The public hearing held on the Ionia ordinance did not dis- appoint. The hearing room was filled to capacity, with standing room only, and the City Council gave all who wished a chance to be heard. Over two hours of testimony was given - from “pit bull” owners in the area, to rescue volunteers, attorneys, and even concerned non-pit bull owners. Everyone was very well spoken, and clearly delineated the issues with BSL. There was a race to the podium, and by the time I got my turn to speak, many of my points had already been covered, but I still had plenty of ammunition. One lady in particular stood out: she didn’t own any “pit bulls” and instead was a coon hunter and Beagler, but still took the time to come speak and support fellow dog owners. It was truly heartwarming to see so many well versed individuals speaking out against BSL.

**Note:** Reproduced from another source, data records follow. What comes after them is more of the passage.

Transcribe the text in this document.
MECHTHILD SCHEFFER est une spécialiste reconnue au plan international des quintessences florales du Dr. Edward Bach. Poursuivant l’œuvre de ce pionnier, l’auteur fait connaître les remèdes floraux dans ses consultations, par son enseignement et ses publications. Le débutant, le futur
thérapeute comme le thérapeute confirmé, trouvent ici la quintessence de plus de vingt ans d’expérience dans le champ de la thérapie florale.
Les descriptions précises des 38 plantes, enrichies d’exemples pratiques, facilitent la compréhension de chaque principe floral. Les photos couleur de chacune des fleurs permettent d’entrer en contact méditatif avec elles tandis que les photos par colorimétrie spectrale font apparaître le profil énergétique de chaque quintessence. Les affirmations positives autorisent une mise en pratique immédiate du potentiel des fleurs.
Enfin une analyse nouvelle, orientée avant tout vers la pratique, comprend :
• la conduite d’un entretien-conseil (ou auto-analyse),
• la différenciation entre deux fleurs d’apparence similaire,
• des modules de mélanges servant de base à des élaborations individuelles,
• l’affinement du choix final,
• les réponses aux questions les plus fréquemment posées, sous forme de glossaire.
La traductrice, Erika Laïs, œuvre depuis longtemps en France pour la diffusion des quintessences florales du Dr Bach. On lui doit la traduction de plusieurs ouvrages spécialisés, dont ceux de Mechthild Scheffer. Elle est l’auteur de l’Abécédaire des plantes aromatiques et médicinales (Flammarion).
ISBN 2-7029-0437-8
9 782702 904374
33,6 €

After all of the citizens were heard, the Mayor spoke his piece. He seemed to have already made his mind up and my heart sunk as I heard him dismiss all the testimony he had heard, and many council members were nodding their heads in agreement. He stated that while he was “confident the majority of pit bulls” were as described by many of the speakers, he believes that “pit bulls are a very significant danger.” When he informed us all that he was personally friends with the woman who was attacked by two “pit bulls” last year (hence the reason behind the ordinance), I thought we were done for. Interestingly enough, the Mayor said the woman who was attacked did not support the ordinance. However, after much debate on some technicalities and meeting procedure, the ordinance was put to a vote. The ordinance was voted down, by a 5 to 3 vote, the exact number that had voted the ordinance in on the first reading! Everyone was a bit surprised, but surprise quickly turned to elation. The positive energy outside of chambers due to the victory was contagious and the chatter was loud. The hearing and subsequent vote was absolute proof positive that citizen advocacy does work and you can make a difference!

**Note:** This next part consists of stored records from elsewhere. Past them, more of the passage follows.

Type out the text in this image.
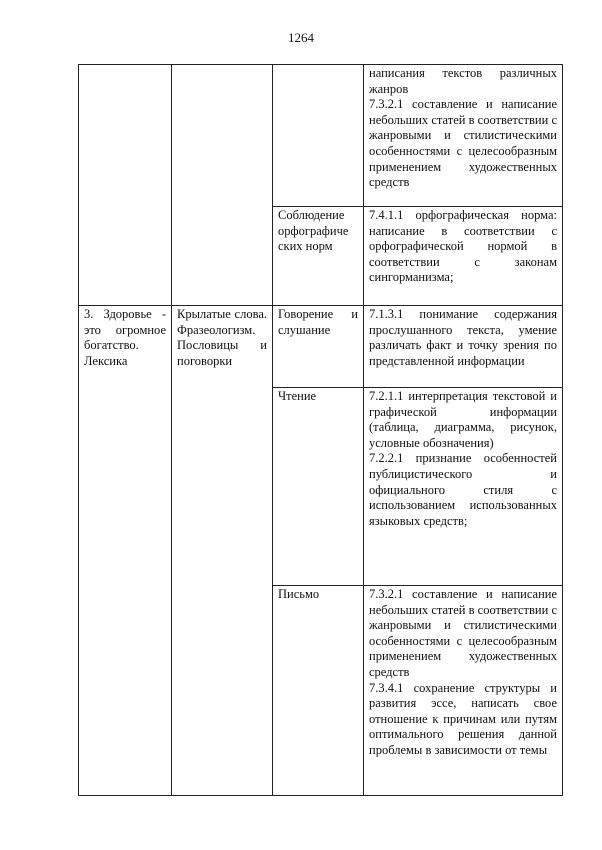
1264

			написания текстов различных жанров
7.3.2.1 составление и написание небольших статей в соответствии с жанровыми и стилистическими особенностями с целесообразным применением художественных средств

		Соблюдение орфографиче ских норм	7.4.1.1 орфографическая норма: написание в соответствии с орфографической нормой в соответствии с законам сингорманизма;

3. Здоровье - это огромное богатство. Лексика	Крылатые слова. Фразеологизм. Пословицы и поговорки	Говорение и слушание	7.1.3.1 понимание содержания прослушанного текста, умение различать факт и точку зрения по представленной информации

		Чтение	7.2.1.1 интерпретация текстовой и графической информации (таблица, диаграмма, рисунок, условные обозначения)
7.2.2.1 признание особенностей публицистического и официального стиля с использованием использованных языковых средств;

		Письмо	7.3.2.1 составление и написание небольших статей в соответствии с жанровыми и стилистическими особенностями с целесообразным применением художественных средств
7.3.4.1 сохранение структуры и развития эссе, написать свое отношение к причинам или путям оптимального решения данной проблемы в зависимости от темы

I know I have discussed contacting lawmakers previously, but I wanted to make it clear in this column that public hearings are just that: for lawmakers to hear from the public! Hearings at any level, whether it be your local city council or a Senate hearing, are open for you to attend and to offer your expertise to educate lawmakers. The more we have attending on our side, the greater impact we can have. I think many have the misconception that you have to be with a group or somehow affiliated in order to attend state legislature hearings, which is not the case at all. Anyone can attend the hearings that are open to the public, and anyone can speak. You can offer both written and spoken testimony, or one or the other. Take caution in written testimony, as it typically becomes part of the record and open to the public to view. The upside to written testimony is that the legislators have it in their possession to later review and use as reference.

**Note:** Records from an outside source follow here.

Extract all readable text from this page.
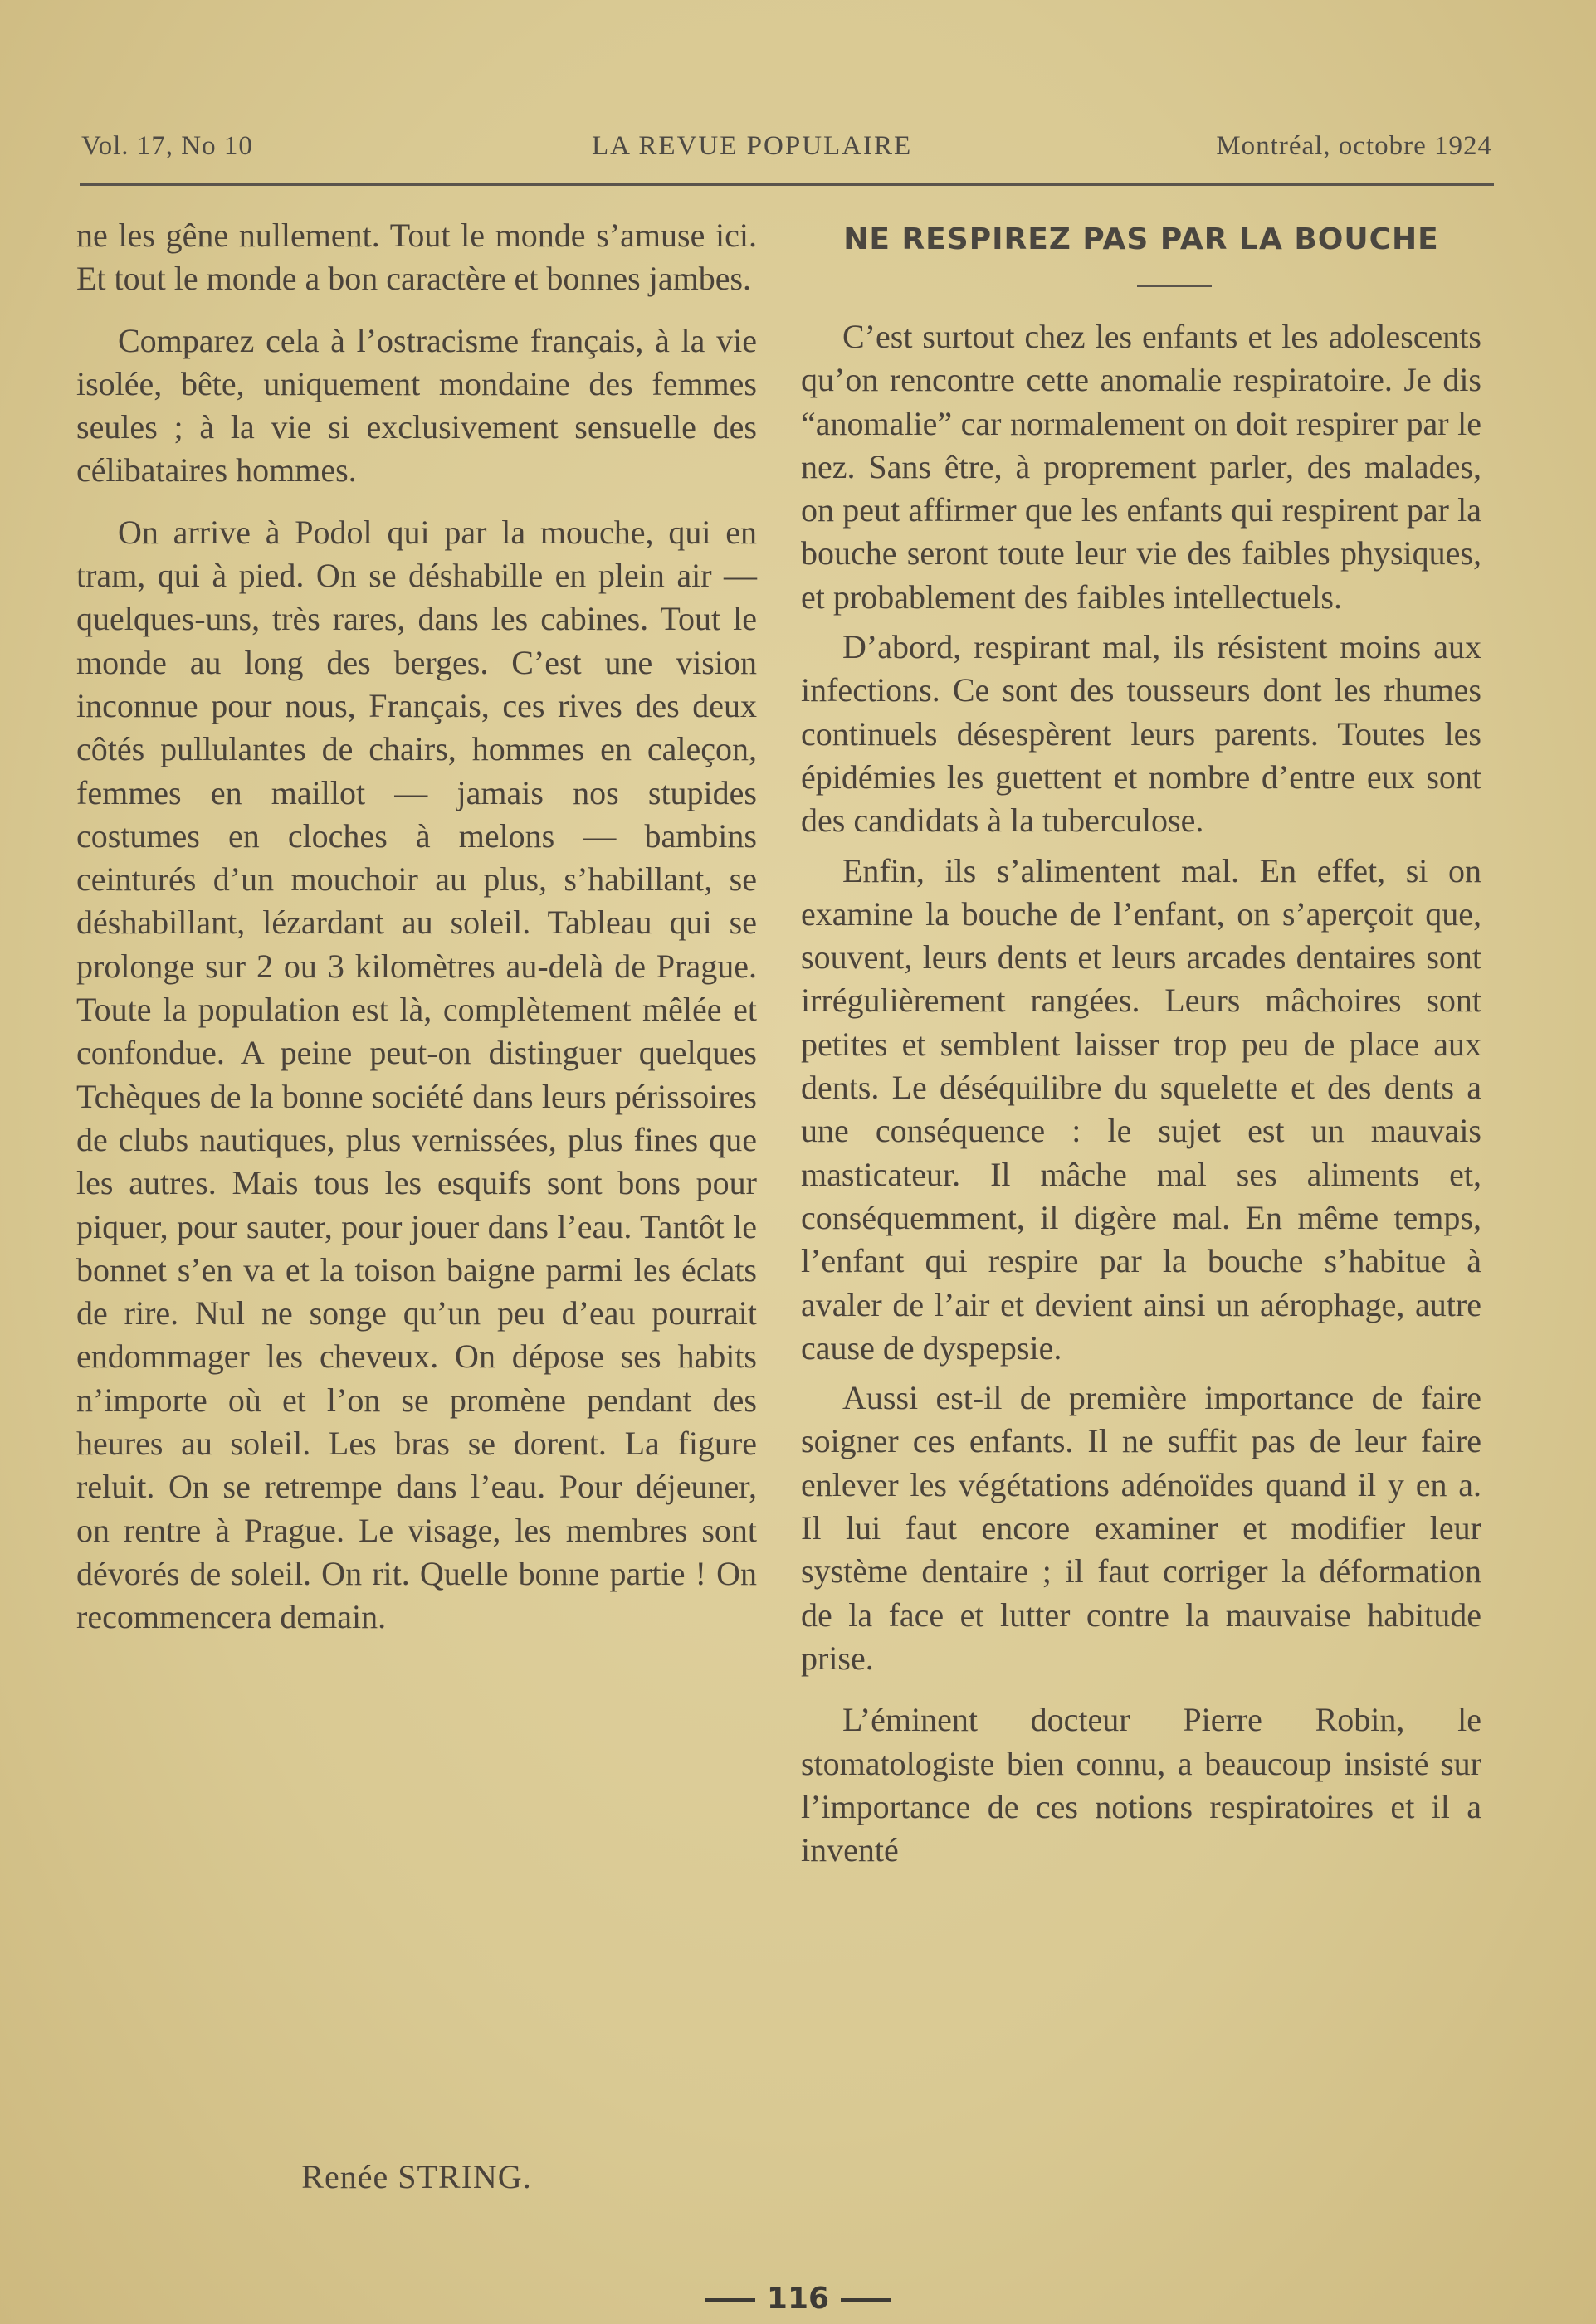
Vol. 17, No 10	LA REVUE POPULAIRE	Montréal, octobre 1924

ne les gêne nullement. Tout le monde s’amuse ici. Et tout le monde a bon caractère et bonnes jambes.

Comparez cela à l’ostracisme français, à la vie isolée, bête, uniquement mondaine des femmes seules ; à la vie si exclusivement sensuelle des célibataires hommes.

On arrive à Podol qui par la mouche, qui en tram, qui à pied. On se déshabille en plein air — quelques-uns, très rares, dans les cabines. Tout le monde au long des berges. C’est une vision inconnue pour nous, Français, ces rives des deux côtés pullulantes de chairs, hommes en caleçon, femmes en maillot — jamais nos stupides costumes en cloches à melons — bambins ceinturés d’un mouchoir au plus, s’habillant, se déshabillant, lézardant au soleil. Tableau qui se prolonge sur 2 ou 3 kilomètres au-delà de Prague. Toute la population est là, complètement mêlée et confondue. A peine peut-on distinguer quelques Tchèques de la bonne société dans leurs périssoires de clubs nautiques, plus vernissées, plus fines que les autres. Mais tous les esquifs sont bons pour piquer, pour sauter, pour jouer dans l’eau. Tantôt le bonnet s’en va et la toison baigne parmi les éclats de rire. Nul ne songe qu’un peu d’eau pourrait endommager les cheveux. On dépose ses habits n’importe où et l’on se promène pendant des heures au soleil. Les bras se dorent. La figure reluit. On se retrempe dans l’eau. Pour déjeuner, on rentre à Prague. Le visage, les membres sont dévorés de soleil. On rit. Quelle bonne partie ! On recommencera demain.

Renée STRING.
NE RESPIREZ PAS PAR LA BOUCHE

C’est surtout chez les enfants et les adolescents qu’on rencontre cette anomalie respiratoire. Je dis “anomalie” car normalement on doit respirer par le nez. Sans être, à proprement parler, des malades, on peut affirmer que les enfants qui respirent par la bouche seront toute leur vie des faibles physiques, et probablement des faibles intellectuels.

D’abord, respirant mal, ils résistent moins aux infections. Ce sont des tousseurs dont les rhumes continuels désespèrent leurs parents. Toutes les épidémies les guettent et nombre d’entre eux sont des candidats à la tuberculose.

Enfin, ils s’alimentent mal. En effet, si on examine la bouche de l’enfant, on s’aperçoit que, souvent, leurs dents et leurs arcades dentaires sont irrégulièrement rangées. Leurs mâchoires sont petites et semblent laisser trop peu de place aux dents. Le déséquilibre du squelette et des dents a une conséquence : le sujet est un mauvais masticateur. Il mâche mal ses aliments et, conséquemment, il digère mal. En même temps, l’enfant qui respire par la bouche s’habitue à avaler de l’air et devient ainsi un aérophage, autre cause de dyspepsie.

Aussi est-il de première importance de faire soigner ces enfants. Il ne suffit pas de leur faire enlever les végétations adénoïdes quand il y en a. Il lui faut encore examiner et modifier leur système dentaire ; il faut corriger la déformation de la face et lutter contre la mauvaise habitude prise.

L’éminent docteur Pierre Robin, le stomatologiste bien connu, a beaucoup insisté sur l’importance de ces notions respiratoires et il a inventé

116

If you are interested in attending a hearing at any level, and I encourage all of you to do so, plan ahead. You can always merely attend the first time out, without speaking or presenting, if the idea intimidates you, to get a feel for what it’s like and what to expect should you decide to speak. Appearance does count, so don’t show up in dirty jeans and holey tee shirts. You want to be taken seriously, so show the respect that your issue deserves. I’m not telling you to go out and buy a three piece suit, but dress clean, preferably business casual, and make sure your appearance is tidy and neat. If you plan to speak on behalf of your issue, prepare yourself. Know the number of the bill or ordinance you’re speaking about. Be a devil’s advocate, and try to understand the opposing side’s arguments so that you can address those and counter with facts. Most importantly, have confidence in yourself, because you, as a dog owner, breeder, and/or exhibitor, are the real expert, and your testimony is imperative to dog issues.